If a line has seven repetitions of anything, it also therefore contains between 3–5 repetitions of that thing, and at several points, no less.
Use match anchors if you expect matches to be anchored. Otherwise, of course, they are not.
The practical difference between /X{3,}/ and /X{3,5}/ is the how long of a string it matches — the extent (or span) of the match.
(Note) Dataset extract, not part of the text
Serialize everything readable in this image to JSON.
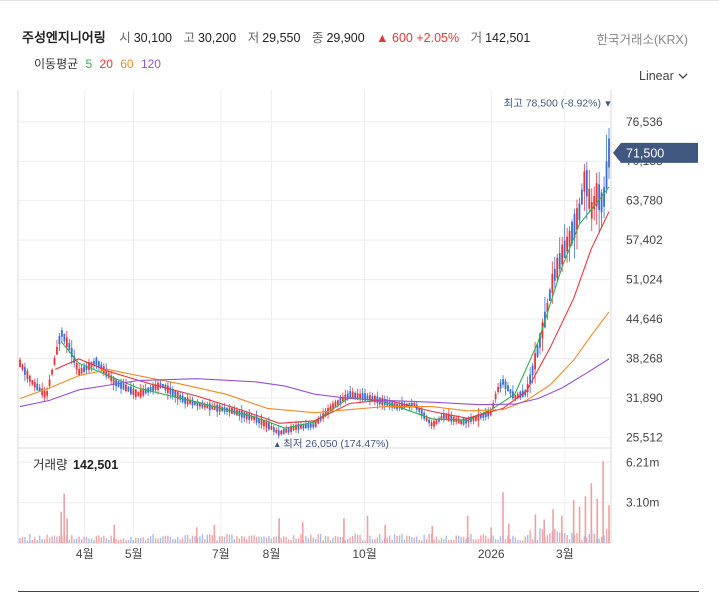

If all you are looking for is a boolean yes/no responses and there is nothing further in your pattern, it does not make much of a difference; in fact, a moderately clever regex engine will return early if it knows it is safe to do so.
One way to see the difference is with GNU grep’s ‑o or ‑‑only‐matching option. Watch:
$ echo 123456789 | egrep -o '[0-9]{3}'
123
456
789
$ echo 123456789 | egrep -o '[0-9]{3,}'
123456789
$ echo 123456789 | egrep -o '[0-9]{3,5}'
12345
6789
$ echo 123456789 | egrep -o '[0-9]{3,5}[2468]'
123456
$ echo 123456790 | egrep -o '[0-9]{3,5}[13579]'
12345
6789
To understand how those last two work, it is useful to get a trace of the regex engine’s attempts, including backtracking steps. You can do this using Perl in this way:
$ perl -Mre=debug -le 'print $& while 1234567890 =~ /\d{3,5}[13579]/g'
Compiling REx "\d{3,5}[13579]"
Final program:
1: CURLY {3,5} (4)
3: DIGIT (0)
4: ANYOF[13579][] (15)
15: END (0)
stclass DIGIT minlen 4
Matching REx "\d{3,5}[13579]" against "1234567890"
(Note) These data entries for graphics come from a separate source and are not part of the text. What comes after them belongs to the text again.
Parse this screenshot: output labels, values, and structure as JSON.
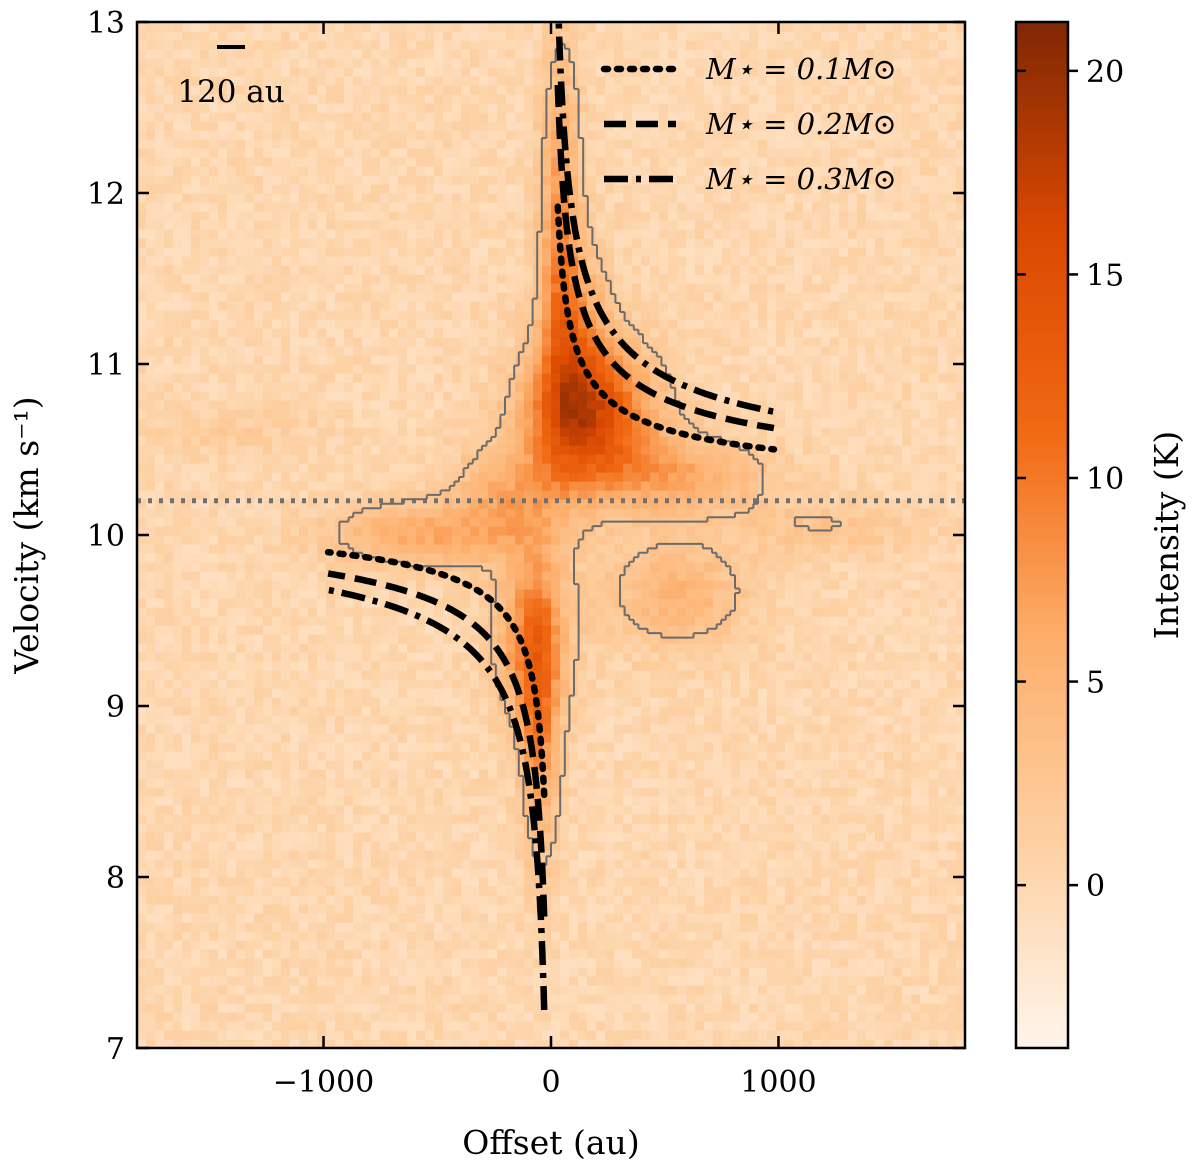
{
  "chart_data": {
    "type": "heatmap",
    "title": "",
    "xlabel": "Offset (au)",
    "ylabel": "Velocity (km s⁻¹)",
    "colorbar_label": "Intensity (K)",
    "xlim": [
      -1820,
      1820
    ],
    "ylim": [
      7,
      13
    ],
    "clim": [
      -4,
      21.2
    ],
    "colormap": "Oranges",
    "colormap_stops": [
      "#fff5eb",
      "#fdd0a2",
      "#fdae6b",
      "#f16913",
      "#d94801",
      "#7f2704"
    ],
    "x_ticks": [
      {
        "value": -1000,
        "label": "−1000"
      },
      {
        "value": 0,
        "label": "0"
      },
      {
        "value": 1000,
        "label": "1000"
      }
    ],
    "y_ticks": [
      {
        "value": 7,
        "label": "7"
      },
      {
        "value": 8,
        "label": "8"
      },
      {
        "value": 9,
        "label": "9"
      },
      {
        "value": 10,
        "label": "10"
      },
      {
        "value": 11,
        "label": "11"
      },
      {
        "value": 12,
        "label": "12"
      },
      {
        "value": 13,
        "label": "13"
      }
    ],
    "colorbar_ticks": [
      {
        "value": 0,
        "label": "0"
      },
      {
        "value": 5,
        "label": "5"
      },
      {
        "value": 10,
        "label": "10"
      },
      {
        "value": 15,
        "label": "15"
      },
      {
        "value": 20,
        "label": "20"
      }
    ],
    "systemic_velocity": 10.2,
    "emission_components": [
      {
        "name": "upper-ridge",
        "x": 40,
        "y": 11.8,
        "sx": 60,
        "sy": 0.7,
        "amp": 8
      },
      {
        "name": "upper-peak",
        "x": 170,
        "y": 10.7,
        "sx": 200,
        "sy": 0.28,
        "amp": 14
      },
      {
        "name": "upper-body",
        "x": 110,
        "y": 11.1,
        "sx": 110,
        "sy": 0.4,
        "amp": 7
      },
      {
        "name": "upper-wing",
        "x": 550,
        "y": 10.35,
        "sx": 280,
        "sy": 0.16,
        "amp": 6
      },
      {
        "name": "lower-ridge",
        "x": -50,
        "y": 8.9,
        "sx": 60,
        "sy": 0.55,
        "amp": 8
      },
      {
        "name": "lower-peak",
        "x": -90,
        "y": 9.4,
        "sx": 120,
        "sy": 0.35,
        "amp": 8
      },
      {
        "name": "left-wing",
        "x": -550,
        "y": 10.0,
        "sx": 300,
        "sy": 0.14,
        "amp": 6
      },
      {
        "name": "center-a",
        "x": -180,
        "y": 10.25,
        "sx": 180,
        "sy": 0.2,
        "amp": 5
      },
      {
        "name": "right-lower",
        "x": 550,
        "y": 9.65,
        "sx": 220,
        "sy": 0.22,
        "amp": 5
      },
      {
        "name": "right-far",
        "x": 1200,
        "y": 10.05,
        "sx": 300,
        "sy": 0.12,
        "amp": 2.5
      },
      {
        "name": "left-far",
        "x": -1400,
        "y": 10.6,
        "sx": 300,
        "sy": 0.1,
        "amp": 1.5
      }
    ],
    "series": [
      {
        "name": "M⋆ = 0.1M⊙",
        "mass": 0.1,
        "style": "dotted"
      },
      {
        "name": "M⋆ = 0.2M⊙",
        "mass": 0.2,
        "style": "dashed"
      },
      {
        "name": "M⋆ = 0.3M⊙",
        "mass": 0.3,
        "style": "dashdot"
      }
    ],
    "keplerian_curves": {
      "systemic_velocity": 10.2,
      "x_range_au": [
        30,
        980
      ]
    },
    "scale_bar": {
      "length_au": 120,
      "label": "120 au"
    },
    "legend": {
      "location": "upper right"
    },
    "contours": {
      "color": "#6b6b6b"
    }
  }
}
Matching stclass DIGIT against "1234567" (7 chars)
0 <> <1234567890> | 1:CURLY {3,5}(4)
DIGIT can match 5 times out of 5...
5 <12345> <67890> | 4: ANYOF[13579][](15)
failed...
4 <1234> <567890> | 4: ANYOF[13579][](15)
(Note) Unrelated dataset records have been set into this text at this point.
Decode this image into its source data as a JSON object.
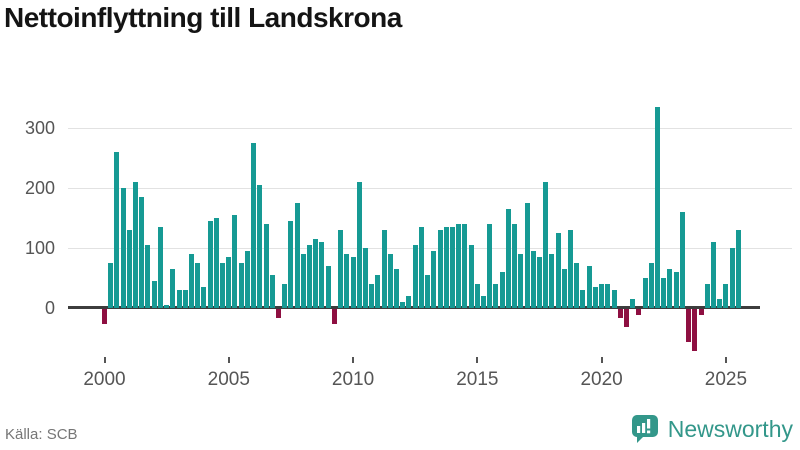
{
  "header": {
    "title": "Nettoinflyttning till Landskrona"
  },
  "footer": {
    "source_label": "Källa: SCB",
    "brand_name": "Newsworthy"
  },
  "colors": {
    "positive_bar": "#169a94",
    "negative_bar": "#8e0f41",
    "zero_line": "#3d3d3d",
    "gridline": "#e2e2e2",
    "axis_text": "#555555",
    "title_text": "#141414",
    "source_text": "#767676",
    "brand_teal": "#33978a"
  },
  "chart_data": {
    "type": "bar",
    "title": "Nettoinflyttning till Landskrona",
    "frequency": "quarterly",
    "x_start": "2000-Q1",
    "x_end": "2025-Q3",
    "values": [
      -25,
      75,
      260,
      200,
      130,
      210,
      185,
      105,
      45,
      135,
      5,
      65,
      30,
      30,
      90,
      75,
      35,
      145,
      150,
      75,
      85,
      155,
      75,
      95,
      275,
      205,
      140,
      55,
      -15,
      40,
      145,
      175,
      90,
      105,
      115,
      110,
      70,
      -25,
      130,
      90,
      85,
      210,
      100,
      40,
      55,
      130,
      90,
      65,
      10,
      20,
      105,
      135,
      55,
      95,
      130,
      135,
      135,
      140,
      140,
      105,
      40,
      20,
      140,
      40,
      60,
      165,
      140,
      90,
      175,
      95,
      85,
      210,
      90,
      125,
      65,
      130,
      75,
      30,
      70,
      35,
      40,
      40,
      30,
      -15,
      -30,
      15,
      -10,
      50,
      75,
      335,
      50,
      65,
      60,
      160,
      -55,
      -70,
      -10,
      40,
      110,
      15,
      40,
      100,
      130
    ],
    "y_ticks": [
      0,
      100,
      200,
      300
    ],
    "x_ticks": [
      "2000",
      "2005",
      "2010",
      "2015",
      "2020",
      "2025"
    ],
    "ylim": [
      -75,
      340
    ],
    "grid": true,
    "legend": false,
    "positive_color": "#169a94",
    "negative_color": "#8e0f41"
  }
}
5 <12345> <67890> | 15: END(0)
Match successful!
12345
Matching REx "\d{3,5}[13579]" against "67890"
Matching stclass DIGIT against "67" (2 chars)
5 <12345> <67890> | 1:CURLY {3,5}(4)
DIGIT can match 5 times out of 5...
10 <1234567890> <> | 4: ANYOF[13579][](15)
failed...
9 <123456789> <0> | 4: ANYOF[13579][](15)
failed...
8 <12345678> <90> | 4: ANYOF[13579][](15)
9 <123456789> <0> | 15: END(0)
Match successful!
6789
Freeing REx: "\d{3,5}[13579]"
When you have additional constraints about what comes after the match, then which type of repetition you choose can make a big difference. Here I’ll impose a constraint on where each match is allowed to finish, by saying it needs to end before an odd digit:
$ perl -le 'print $& while 1234567890 =~ /\d{3}(?=[13579])/g'
234
678
$ perl -le 'print $& while 1234567890 =~ /\d{3,5}(?=[13579])/g'
1234
5678
% perl -le 'print $& while 1234567890 =~ /\d{3,}(?=[13579])/g'
12345678
So when you have things that have to come afterwards, it can make a great deal of difference. When you are just deciding whether the entire line matches something, it may not be as important.
This is expected behavior. The string "pqpqpqpqpqpqpq" does in fact have between three and five repetitions of "pq", and then a few more for good measure. You may want to try anchoring your regular expression, something like ^\(pq\)\{3,5\}$.
Edit to match edited question:
The maximum is applicable in all situations. What is happening is that grep is matching 5 of the 7 repetitions of "pq" (most likely the first five), and since it found a match it prints out the line.
You'll have to figure out a way to change your regex to match what you want and not match what you don't. For example, to match a line starting with 3–5 repetitions of "pq", you might do something like this: ^\(pq\){3,5}\($|[^p]|p$|p[^q]\). That matches 3–5 "pq"s followed immediately by end-of-line or any-character-other-than-"p" or "p"-followed-by-end-of-line or "p"-followed-by-any-character-other-than-"q".